Academic Affiliation: University of Texas at El Paso
2007- Development of a power and communication system for remote autonomous GPS and seismic stations in Antarctica
We are addressing the challenge of operating a permanent GPS station in the harsh environment in Antarctica. The power and communication systems must operate year-round in the polar region where it is freezing, windy, and dark during the winter. We are working on three major parts of the GPS station: improving the power system, communication system, and mechanical design. We are investigating four areas related to the design of permanent GPS stations for the polar regions. 1). Analysis of wind power data was performed to compare wind speed versus power generated from wind turbine. 2). A test series was performed by applying varying voltages to power ports A and B of a GPS receiver. This was done to understand the power switching behavior of the receiver when it is powered from two independent sources. 3). A battery tester was evaluated to determine its accuracy. This tester may be used by engineers in the field to evaluate battery health, so ensuring its accuracy is critical. 4). Testing to determine GPS receiver and Iridium antenna interference was also done. This testing focused on understanding what distance between antennas was necessary to reduce the interference. The data and experiments with the equipment produced helpful results for the project and will improve permanent GPS technology for the polar regions.

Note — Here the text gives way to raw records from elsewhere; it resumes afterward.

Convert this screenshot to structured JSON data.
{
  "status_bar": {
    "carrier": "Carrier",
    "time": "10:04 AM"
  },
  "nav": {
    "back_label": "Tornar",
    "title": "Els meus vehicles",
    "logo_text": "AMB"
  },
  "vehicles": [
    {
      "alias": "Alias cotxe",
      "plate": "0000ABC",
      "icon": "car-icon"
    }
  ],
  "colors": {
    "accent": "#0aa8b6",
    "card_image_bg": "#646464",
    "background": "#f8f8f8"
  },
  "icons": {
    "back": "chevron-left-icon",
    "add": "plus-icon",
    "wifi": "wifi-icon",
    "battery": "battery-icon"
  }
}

2008- Drilling induced Fracture (DIF) characterization and stress pattern analysis of the Southern McMurdo Sound (SMS) Core, Victoria Land Basin, Antarctica
There is a significant lack of data about present-day stress fields in Antarctica. Stresses provide valuable information about the forces acting on tectonic plates. In Antarctica, stresses may be related to ridge forces such as rifting and/or uplifting, to ice loading/unloading-related processes, or both. This project studies drilling induced fractures from core recovered in the Victoria Land rift basin of Antarctica. Drilling induced fractures form ahead of the drill bit during drilling from stress imbalances due to the removal of excess weight pressure around the rock. Because horizontal stresses strike parallel to the planes made by drilling induced fractures, they can be used to measure modern-day stress fields. Whole core images obtained during core logging by digitally scanning the outside of the core are stitched into longer intact intervals. Drilling induced fractures in the core are ‘picked’ to obtain their azimuth. Magnetically oriented acoustic images of the inside of the drill hole are then compared side by side with the stitched whole core images and visually scanned for matching features. Once the same set of fractures is found in the core and the borehole, it is then possible to rotate core images to match the orientation of the borehole image. This will produce a core image with all the fractures in that interval re-oriented to true north. This final orientation of drilling induced fractures in the core will thus provide the direction of maximum horizontal compressional stress in this area.